Maria Avelina Fuhro Gastal
Em 2 de abril de 1805, nascia Hans Christian Andersen, considerado o pai do conto de fadas moderno. Por isso, 2 de abril é o dia mundial da literatura infantil.
Mais de 160 anos após o nascimento de Hans Christian Andersen, foi através dele que se deu meu primeiro encantamento com um livro. Carregava “Os contos de Andersen” para cima e para baixo. Não sei que fim levou. Talvez tenha sido doado ou, quem sabe, destruído. Melhor não saber.
Muito antes dos filmes de Walt Disney, eu li os contos dos Irmãos Grimm. Contos de fadas, sem a intermediação da indústria cinematográfica, são duros, cruéis, vingativos. Não fogem dos aspectos perversos e sinistros que a humanidade traz em si.
Tendo crescida tão próxima a cinemas, passei a ler as adaptações desenvolvidas para o público infantil. Contos de fadas não são para crianças. Será?
Hoje, tememos que as meninas fiquem à espera de um príncipe encantado para viverem felizes para sempre. Lutamos contra algo que talvez nem importe para elas. Nunca esperei pelo príncipe, ele sempre foi coadjuvante nas histórias. Nem mesmo me identificava com as princesas, prontas para serem salvas por um beijo. Para mim, inesquecíveis eram: o Patinho feio, o Dumbo, a fada Primavera e o Grilo falante.

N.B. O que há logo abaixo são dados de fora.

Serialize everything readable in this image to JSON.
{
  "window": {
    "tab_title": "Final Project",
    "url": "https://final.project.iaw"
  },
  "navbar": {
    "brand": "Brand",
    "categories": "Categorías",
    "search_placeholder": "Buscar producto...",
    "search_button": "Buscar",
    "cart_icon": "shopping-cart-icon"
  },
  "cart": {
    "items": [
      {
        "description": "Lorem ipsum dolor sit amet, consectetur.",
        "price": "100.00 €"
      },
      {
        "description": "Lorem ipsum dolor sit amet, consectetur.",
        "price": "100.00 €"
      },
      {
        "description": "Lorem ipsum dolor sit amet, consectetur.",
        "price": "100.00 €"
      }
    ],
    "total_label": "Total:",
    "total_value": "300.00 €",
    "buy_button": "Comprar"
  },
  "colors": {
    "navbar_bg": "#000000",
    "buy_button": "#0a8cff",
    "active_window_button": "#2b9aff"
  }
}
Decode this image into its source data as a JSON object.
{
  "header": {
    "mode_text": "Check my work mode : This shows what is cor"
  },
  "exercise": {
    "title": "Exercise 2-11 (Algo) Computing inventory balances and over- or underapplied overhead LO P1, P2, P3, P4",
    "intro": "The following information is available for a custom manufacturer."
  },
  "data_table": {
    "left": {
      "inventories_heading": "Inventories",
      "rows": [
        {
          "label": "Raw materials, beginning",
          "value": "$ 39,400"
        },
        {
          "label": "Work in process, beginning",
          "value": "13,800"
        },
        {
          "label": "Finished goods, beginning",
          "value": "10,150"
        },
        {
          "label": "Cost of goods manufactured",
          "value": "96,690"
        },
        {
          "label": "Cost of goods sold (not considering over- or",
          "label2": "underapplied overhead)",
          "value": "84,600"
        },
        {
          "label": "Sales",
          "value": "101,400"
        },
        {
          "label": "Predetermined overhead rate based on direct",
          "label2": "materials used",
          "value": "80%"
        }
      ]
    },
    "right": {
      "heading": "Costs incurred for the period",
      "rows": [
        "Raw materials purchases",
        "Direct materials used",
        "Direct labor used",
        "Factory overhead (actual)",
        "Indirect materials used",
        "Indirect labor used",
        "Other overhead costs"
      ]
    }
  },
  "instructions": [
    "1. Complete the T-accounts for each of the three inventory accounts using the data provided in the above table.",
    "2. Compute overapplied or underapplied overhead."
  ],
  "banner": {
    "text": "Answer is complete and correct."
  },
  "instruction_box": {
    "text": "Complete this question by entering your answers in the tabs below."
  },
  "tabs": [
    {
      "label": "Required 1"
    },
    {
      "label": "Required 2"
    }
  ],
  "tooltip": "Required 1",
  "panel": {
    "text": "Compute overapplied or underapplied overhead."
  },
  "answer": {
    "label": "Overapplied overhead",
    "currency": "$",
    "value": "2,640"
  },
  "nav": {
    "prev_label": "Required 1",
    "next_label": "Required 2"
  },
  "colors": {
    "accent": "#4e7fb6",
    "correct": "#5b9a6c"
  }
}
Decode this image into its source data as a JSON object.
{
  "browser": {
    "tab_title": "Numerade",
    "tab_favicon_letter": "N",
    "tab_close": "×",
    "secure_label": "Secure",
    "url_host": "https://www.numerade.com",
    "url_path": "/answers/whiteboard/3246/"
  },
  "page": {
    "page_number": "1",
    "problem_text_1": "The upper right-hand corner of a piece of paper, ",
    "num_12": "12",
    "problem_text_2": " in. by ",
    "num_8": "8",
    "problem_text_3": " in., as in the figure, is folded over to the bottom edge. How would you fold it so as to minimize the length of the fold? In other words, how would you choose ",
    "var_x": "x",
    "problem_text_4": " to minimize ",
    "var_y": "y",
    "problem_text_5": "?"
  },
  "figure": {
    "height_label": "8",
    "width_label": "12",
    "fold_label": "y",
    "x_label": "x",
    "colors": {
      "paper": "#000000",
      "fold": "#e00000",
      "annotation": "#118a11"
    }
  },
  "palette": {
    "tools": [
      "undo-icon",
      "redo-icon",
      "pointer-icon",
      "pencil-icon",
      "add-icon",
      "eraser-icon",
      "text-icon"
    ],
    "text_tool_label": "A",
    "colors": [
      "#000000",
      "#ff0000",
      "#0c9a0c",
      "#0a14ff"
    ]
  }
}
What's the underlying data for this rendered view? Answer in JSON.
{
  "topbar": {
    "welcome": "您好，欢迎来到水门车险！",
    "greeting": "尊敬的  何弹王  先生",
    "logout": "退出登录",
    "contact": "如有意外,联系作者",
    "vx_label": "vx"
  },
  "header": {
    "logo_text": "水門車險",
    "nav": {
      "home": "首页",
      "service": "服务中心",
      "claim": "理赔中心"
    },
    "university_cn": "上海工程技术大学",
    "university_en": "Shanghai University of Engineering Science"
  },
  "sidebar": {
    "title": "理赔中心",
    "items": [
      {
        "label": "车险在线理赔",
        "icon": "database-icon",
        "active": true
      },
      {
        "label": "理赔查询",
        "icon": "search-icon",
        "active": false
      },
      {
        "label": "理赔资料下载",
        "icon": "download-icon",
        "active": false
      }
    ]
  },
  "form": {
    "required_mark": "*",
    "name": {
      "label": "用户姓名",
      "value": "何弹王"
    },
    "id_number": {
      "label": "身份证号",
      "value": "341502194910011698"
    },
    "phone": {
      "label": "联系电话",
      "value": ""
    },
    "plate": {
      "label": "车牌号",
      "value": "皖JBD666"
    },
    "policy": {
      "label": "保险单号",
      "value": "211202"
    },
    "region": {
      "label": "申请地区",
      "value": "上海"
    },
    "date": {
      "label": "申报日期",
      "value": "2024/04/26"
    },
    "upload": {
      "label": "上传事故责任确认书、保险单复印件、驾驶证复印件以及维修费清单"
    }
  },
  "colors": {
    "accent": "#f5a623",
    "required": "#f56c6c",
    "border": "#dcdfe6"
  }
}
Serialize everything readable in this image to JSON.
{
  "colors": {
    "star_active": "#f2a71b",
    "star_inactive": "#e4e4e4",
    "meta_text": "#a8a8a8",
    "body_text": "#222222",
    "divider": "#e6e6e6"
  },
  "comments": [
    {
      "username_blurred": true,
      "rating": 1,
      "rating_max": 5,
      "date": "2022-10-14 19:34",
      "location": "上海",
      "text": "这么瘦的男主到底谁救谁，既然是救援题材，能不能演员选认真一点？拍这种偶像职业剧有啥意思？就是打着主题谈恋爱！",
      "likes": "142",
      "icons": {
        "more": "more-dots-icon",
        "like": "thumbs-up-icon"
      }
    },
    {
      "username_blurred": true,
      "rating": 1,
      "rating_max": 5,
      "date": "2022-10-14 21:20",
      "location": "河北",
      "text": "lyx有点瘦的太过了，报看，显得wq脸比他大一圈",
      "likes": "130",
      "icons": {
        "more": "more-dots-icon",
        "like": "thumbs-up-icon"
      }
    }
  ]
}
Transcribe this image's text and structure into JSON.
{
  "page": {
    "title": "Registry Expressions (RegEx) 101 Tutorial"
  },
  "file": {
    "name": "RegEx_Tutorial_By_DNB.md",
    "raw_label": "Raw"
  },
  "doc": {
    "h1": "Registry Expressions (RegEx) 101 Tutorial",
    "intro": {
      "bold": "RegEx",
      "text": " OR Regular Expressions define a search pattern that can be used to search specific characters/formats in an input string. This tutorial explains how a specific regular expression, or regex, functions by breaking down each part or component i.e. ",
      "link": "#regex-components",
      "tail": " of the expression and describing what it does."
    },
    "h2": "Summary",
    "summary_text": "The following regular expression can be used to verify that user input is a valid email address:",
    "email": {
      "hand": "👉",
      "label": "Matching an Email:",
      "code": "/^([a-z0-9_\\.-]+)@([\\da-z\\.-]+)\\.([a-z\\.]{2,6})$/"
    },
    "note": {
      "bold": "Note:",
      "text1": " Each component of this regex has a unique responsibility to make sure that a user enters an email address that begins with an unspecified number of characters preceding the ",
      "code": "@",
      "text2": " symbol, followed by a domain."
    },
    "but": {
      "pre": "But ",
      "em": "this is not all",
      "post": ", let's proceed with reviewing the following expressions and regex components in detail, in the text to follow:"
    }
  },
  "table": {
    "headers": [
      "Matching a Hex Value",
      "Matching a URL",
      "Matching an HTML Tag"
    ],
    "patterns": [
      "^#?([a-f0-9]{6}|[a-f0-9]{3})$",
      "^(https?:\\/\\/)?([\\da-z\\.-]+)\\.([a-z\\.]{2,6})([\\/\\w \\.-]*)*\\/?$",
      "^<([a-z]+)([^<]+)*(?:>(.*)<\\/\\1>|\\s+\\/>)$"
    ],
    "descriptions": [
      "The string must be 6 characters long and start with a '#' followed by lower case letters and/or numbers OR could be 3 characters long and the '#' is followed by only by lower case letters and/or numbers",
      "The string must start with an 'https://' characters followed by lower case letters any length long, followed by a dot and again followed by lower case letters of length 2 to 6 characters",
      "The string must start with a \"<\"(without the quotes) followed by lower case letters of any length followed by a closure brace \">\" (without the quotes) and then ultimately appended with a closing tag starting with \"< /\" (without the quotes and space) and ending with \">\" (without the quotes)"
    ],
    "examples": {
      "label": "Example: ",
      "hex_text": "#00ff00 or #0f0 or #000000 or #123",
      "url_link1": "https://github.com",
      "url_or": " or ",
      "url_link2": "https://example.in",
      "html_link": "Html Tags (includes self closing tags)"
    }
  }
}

O Patinho feio destoava. Não tinha a imagem que era esperada para ele, não era gracioso, estava sempre sozinho. O Dumbo carregava uma tristeza, um incômodo por não corresponder ao padrão e um sentimento destruidor de inadequação. A fada Primavera, gordinha, destrambelhada, mas com uma alegria constante e muita perseverança e clareza na busca de seus objetivos. O Grilo falante, um chato, sem a leveza necessária para se divertir, sempre cuidando daquilo estabelecido como certo.
Todos esses personagens povoam minhas sessões de análise. Eles estão em mim. A possibilidade de me identificar com eles trouxe algum conforto durante a infância. Em alguns momentos já me vi como um cisne, já voei, surpreendendo muitos, rodopiei de alegria, sem perder o foco nos meus objetivos, dou cacetadas constantes no Grilo falante que sou.
Quando meu filho tinha uns cinco anos, comprei uma coleção de livros infantis sobre animais. Ele sempre escolhia o livro do leão para que eu lesse antes dele adormecer. Depois de um tempo, combinei que, a partir daquela noite, eu primeiro leria sobre outro animal e depois o leão. Foi assim por quinze dias. No décimo sexto, Eduardo perguntou se já tinham acabado todos os animais. Sim, tínhamos lido todos e mais o leão.
─ Que bom. Então agora pode ser só o leão.
E assim foi. Continuamos no leão até que o Manual do Escoteiro Mirim, Walt Disney, desbancou o rei da floresta.
Não há tela que substitua a experiência conjunta da leitura de um livro. Estar com a criança, contar e recontar, experimentar um mundo que trazemos adormecido em nós, compartilhar aventuras, emoções, desafios, construir uma realidade pelos olhos infantis, fazer parte dessa realidade como parceiros, deixar que a criança mergulhe em seus temores, conflitos, sem a nossa censura ou repreensão, domando nossa mania de buscar a moral da história ou criticando a fantasia com base na nossa vivência, enfim, apenas lendo, imitando vozes e deixando que a crítica seja construída à medida que crescem.
Com certeza, nenhuma menina crescerá princesa e nenhum menino, salvador. Beijo nenhum garantirá felicidade eterna. Confiemos nas crianças e na capacidade delas de lerem o mundo e as pessoas. Não precisamos desmantelar a fantasia.